Partindo da ideia de leitura aberta contida na história “Oba-Oba” de Luiz Gê, os artistas residentes aproveitaram as possibilidades do meio digital para ampliar as possibilidades de interatividade, em que música e desenhos se fundem numa narrativa que permite vários caminhos comandados pelo leitor.
No universo dos dois autores, a história parece um passo natural para os dois; O uso de elementos básicos e controle dos intervalos entre os quadrinhos e os objetos é recorrente no trabalho de Grazi, enquanto na música, Stradiotto trabalha com sintetizadores modulares que geram sonoridades muitas vezes aleatórias em uma teia de combinações sonoras inusitadas e de estética futurista.
Com esses recursos, os dois se propuseram a criar um ambiente, um universo próprio onde o leitor entra e investiga. E a ideia de um ambiente se confirma no próximo passo que os dois imaginam para essa obra: uma sala formada de sons e desenhos onde o desenvolver da narrativa é acionado pelo movimento do leitor.
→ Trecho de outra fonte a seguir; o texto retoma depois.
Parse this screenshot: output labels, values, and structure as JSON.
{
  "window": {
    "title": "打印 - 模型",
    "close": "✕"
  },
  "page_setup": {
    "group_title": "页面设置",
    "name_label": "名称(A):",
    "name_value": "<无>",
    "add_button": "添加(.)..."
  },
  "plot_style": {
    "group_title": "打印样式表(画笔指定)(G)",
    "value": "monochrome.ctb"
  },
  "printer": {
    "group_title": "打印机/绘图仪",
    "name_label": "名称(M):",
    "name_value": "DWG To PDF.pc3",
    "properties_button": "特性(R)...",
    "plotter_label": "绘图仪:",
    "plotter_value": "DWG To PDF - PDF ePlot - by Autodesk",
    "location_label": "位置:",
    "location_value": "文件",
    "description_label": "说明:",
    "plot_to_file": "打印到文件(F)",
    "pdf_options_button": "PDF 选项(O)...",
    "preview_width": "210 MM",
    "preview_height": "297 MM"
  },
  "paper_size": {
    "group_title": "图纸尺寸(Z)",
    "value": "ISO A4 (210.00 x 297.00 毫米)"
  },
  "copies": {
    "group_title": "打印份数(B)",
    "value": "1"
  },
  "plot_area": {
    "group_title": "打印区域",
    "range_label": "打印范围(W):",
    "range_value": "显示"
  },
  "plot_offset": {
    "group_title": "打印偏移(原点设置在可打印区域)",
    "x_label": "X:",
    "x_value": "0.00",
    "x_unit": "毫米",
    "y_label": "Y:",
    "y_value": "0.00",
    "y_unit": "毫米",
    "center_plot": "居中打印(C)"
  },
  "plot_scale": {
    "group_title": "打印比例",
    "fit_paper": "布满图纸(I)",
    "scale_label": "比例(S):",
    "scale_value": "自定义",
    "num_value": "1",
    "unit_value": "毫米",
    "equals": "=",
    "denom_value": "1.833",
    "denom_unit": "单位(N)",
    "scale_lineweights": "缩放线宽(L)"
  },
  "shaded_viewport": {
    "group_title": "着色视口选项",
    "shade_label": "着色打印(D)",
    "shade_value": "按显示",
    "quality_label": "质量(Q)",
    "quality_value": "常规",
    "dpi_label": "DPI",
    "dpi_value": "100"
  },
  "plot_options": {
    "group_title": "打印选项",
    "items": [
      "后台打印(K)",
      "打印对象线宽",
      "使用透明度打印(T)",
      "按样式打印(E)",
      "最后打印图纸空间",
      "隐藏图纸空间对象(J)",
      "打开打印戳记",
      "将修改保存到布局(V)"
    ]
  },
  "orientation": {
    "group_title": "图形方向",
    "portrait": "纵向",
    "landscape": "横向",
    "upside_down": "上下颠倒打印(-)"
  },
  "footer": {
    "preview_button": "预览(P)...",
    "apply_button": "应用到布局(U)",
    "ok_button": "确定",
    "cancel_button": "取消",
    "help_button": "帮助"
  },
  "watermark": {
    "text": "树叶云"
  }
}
O RECOMEÇO É SEMPRE HOJE (Marília Marz e Silvanny Sivuca)
Uma das forças desse trabalho é o pé fincado no analógico: o grande painel, ou uma grande página de quadrinhos, que pode ser lida no todo e no detalhe e sem uma leitura linear favorecida.Outra força evidente é a vertente autobiográfica em que ela se insere. As duas colocaram ali ícones de duas caminhadas de desbravamento, de confronto e de afirmação de identidade e do papel libertador da arte e da criação.
O resultado desse encontro gerou essa grande página de quadrinhos, uma espécie de mapa dessa caminhada dentro da cidade, recebendo impulsos e colocando aqui e ali marcas dessa passagem. Também gerou a fusão das duas formas no vídeo que registra um dos caminhos possíveis de leitura do quadrinhão impulsionado pela música, que por sua vez serve de pulso e de alma para a cidade desenhada. A música mistura cantos africanos, diversas referências urbanas e percussões orgânicas que dão voz a todos os povos, gêneros e culturas. Esta combinação sonora faz com que o ouvinte participe de uma jornada musical ao mesmo tempo sensível e poderosa.
OUTRO LUGAR (Gabriel Góes e Fernando Nicknish)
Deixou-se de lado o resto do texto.